When first proposed, Williams Production Gulf Coast, LP desired to build a compression station on the current pad site on FM 407 and Simmons Road. Now they backed off and amended their plans to reduce the number of wells to 15 and temporarily scratched plans for the compressor station.
Why? Public outrage!
Like in the book of 1 Samuel, David faced the Philistine giant Goliath and with a single shot brought the giant to his knees, we the Davids’ of Double Oak did the same.
For Williams Production Gulf Coast, the end game is to get drilling started before Congress enacts new legislation and Double Oak gas leases expire. Perhaps that’s why the Williams Special Use Permit application was rushed through the P&Z hearing process and the town tried to keep it on the down low; the less resistance the better. Hearing Notices appearing about a week prior to the P&Z meeting gave the citizens of the town little time to digest the situation.
The town needs time to consider all the facts before it decides granting a Special Use Permit. There is no long –term plan for this site; and just as surely as the wind blows into Lantana, Williams will change its position again. We need an independent review by a Petroleum Engineer and Environmental Impact Study.
Despite Williams plans to scratch the compressor station for now, there are still major concerns with this application, and more so than Mr. Cook references in his remarks. These issues will be addressed at the P&Z scheduled for August 16.
Williams Production Gulf Coast recently reported that a second quarter net profit of $185 million. Williams also paid a $402 million after-tax charge related to the restructuring that is building Williams Partners into one of the nation’s largest energy master limited partnerships. In a move to divest some of its holdings into subsidiaries to avoid future tax hits and then engage in the finger pointing game when the environmental laws change and Congress moves to enact environmental legislation.
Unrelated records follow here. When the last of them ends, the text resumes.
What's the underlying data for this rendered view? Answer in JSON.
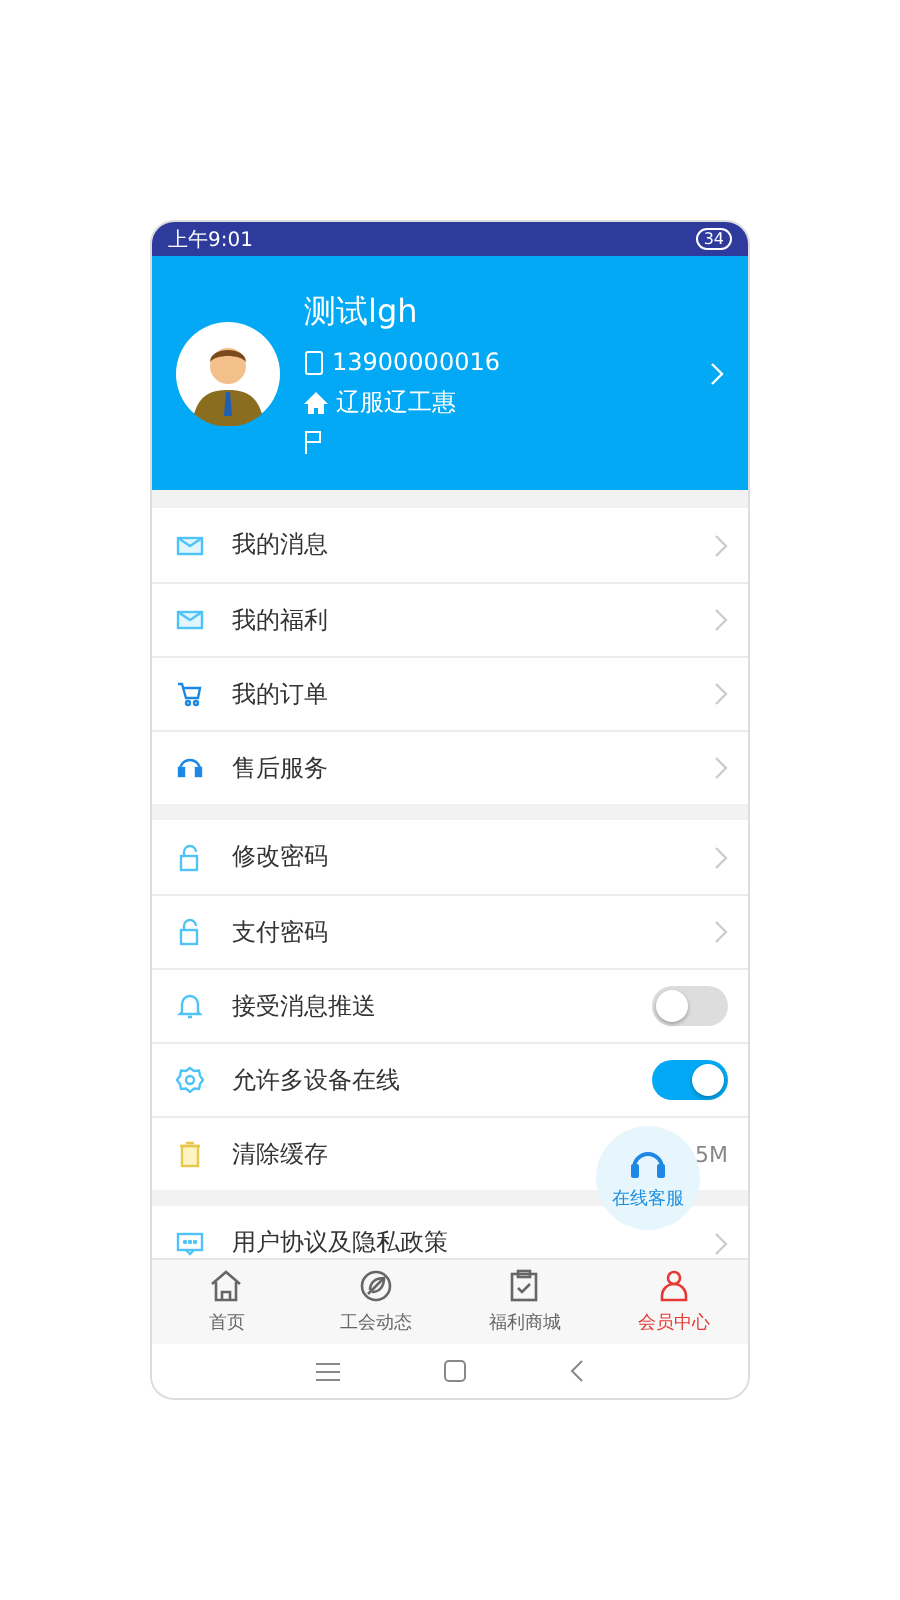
{
  "status_bar": {
    "time": "上午9:01",
    "battery": "34"
  },
  "profile": {
    "name": "测试lgh",
    "phone": "13900000016",
    "organization": "辽服辽工惠"
  },
  "menu_groups": [
    {
      "items": [
        {
          "kind": "link",
          "label": "我的消息"
        },
        {
          "kind": "link",
          "label": "我的福利"
        },
        {
          "kind": "link",
          "label": "我的订单"
        },
        {
          "kind": "link",
          "label": "售后服务"
        }
      ]
    },
    {
      "items": [
        {
          "kind": "link",
          "label": "修改密码"
        },
        {
          "kind": "link",
          "label": "支付密码"
        },
        {
          "kind": "toggle",
          "label": "接受消息推送",
          "on": false
        },
        {
          "kind": "toggle",
          "label": "允许多设备在线",
          "on": true
        },
        {
          "kind": "value",
          "label": "清除缓存",
          "value": "5M"
        }
      ]
    },
    {
      "items": [
        {
          "kind": "link",
          "label": "用户协议及隐私政策"
        }
      ]
    }
  ],
  "float_button": {
    "label": "在线客服"
  },
  "tabs": [
    {
      "label": "首页",
      "selected": false
    },
    {
      "label": "工会动态",
      "selected": false
    },
    {
      "label": "福利商城",
      "selected": false
    },
    {
      "label": "会员中心",
      "selected": true
    }
  ]
}
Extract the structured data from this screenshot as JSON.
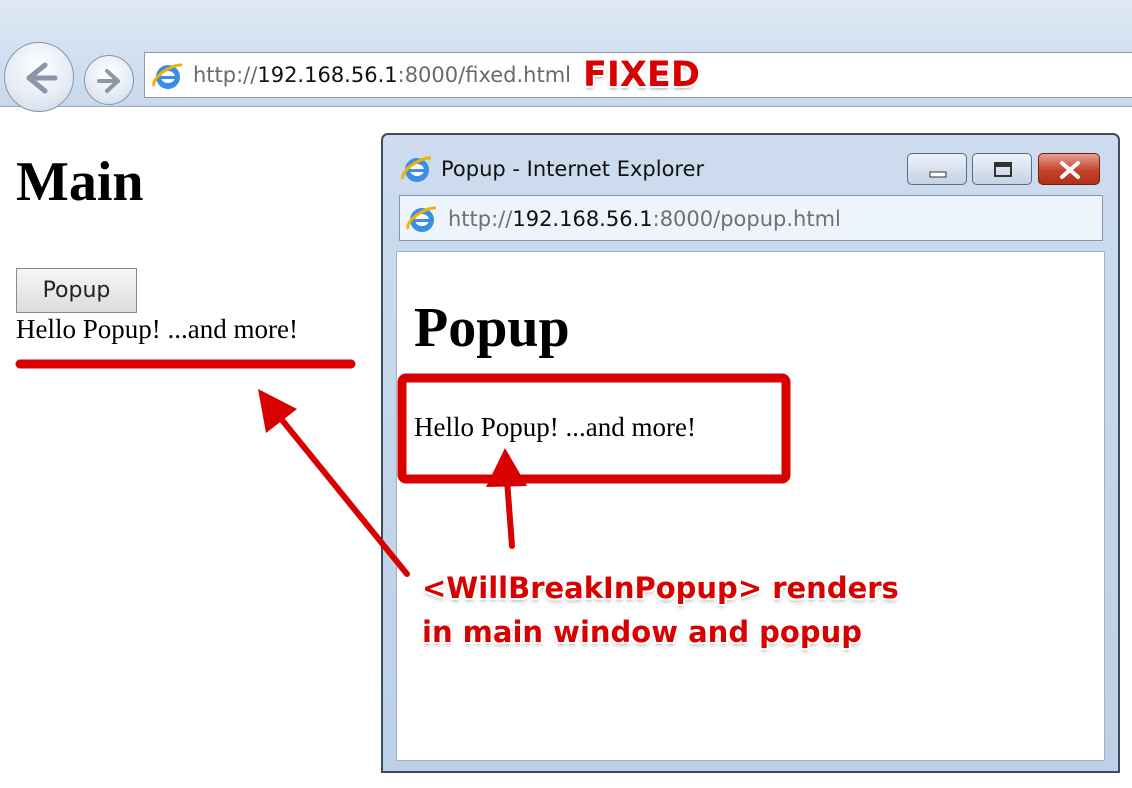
{
  "browser": {
    "url_prefix": "http://",
    "url_host": "192.168.56.1",
    "url_suffix": ":8000/fixed.html"
  },
  "annotation_label": "FIXED",
  "main_page": {
    "title": "Main",
    "button_label": "Popup",
    "text": "Hello Popup! ...and more!"
  },
  "popup_window": {
    "title": "Popup - Internet Explorer",
    "url_prefix": "http://",
    "url_host": "192.168.56.1",
    "url_suffix": ":8000/popup.html",
    "heading": "Popup",
    "text": "Hello Popup! ...and more!"
  },
  "callout": {
    "line1": "<WillBreakInPopup> renders",
    "line2": "in main window and popup"
  },
  "colors": {
    "annotation_red": "#d90000"
  },
  "icons": [
    "back-arrow-icon",
    "forward-arrow-icon",
    "ie-icon",
    "minimize-icon",
    "maximize-icon",
    "close-icon"
  ]
}
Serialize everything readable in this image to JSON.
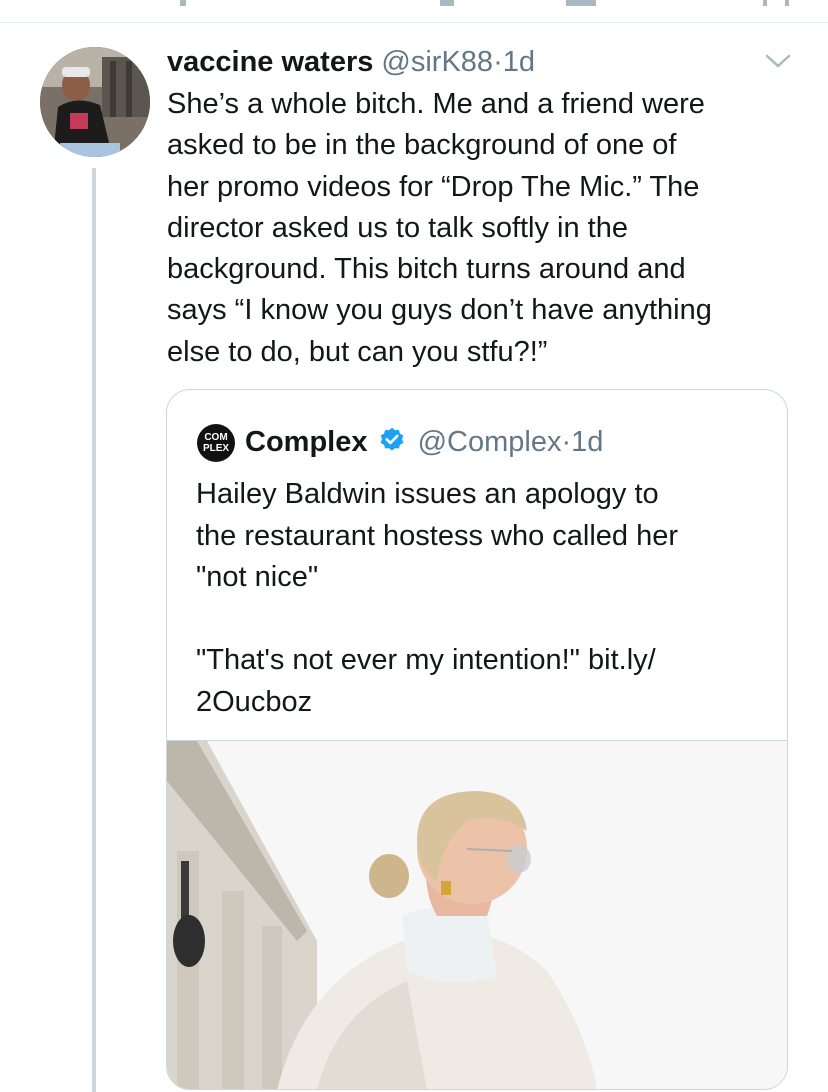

And by the time this goes to press, the House of Representatives will decide how to apply the lessons learned from the Gulf Oil Spill disaster. They’re going to vote on H.R. 3534, the Consolidated Land, Energy and Aquatic Resources (CLEAR) Act, which also contains two long overdue protections for onshore oil and gas drilling. To those of us living in the Barnett Shale, the Act would eliminate shortcuts and ensuring science-based review of environmental impacts at drill sites like the one here in Double Oak.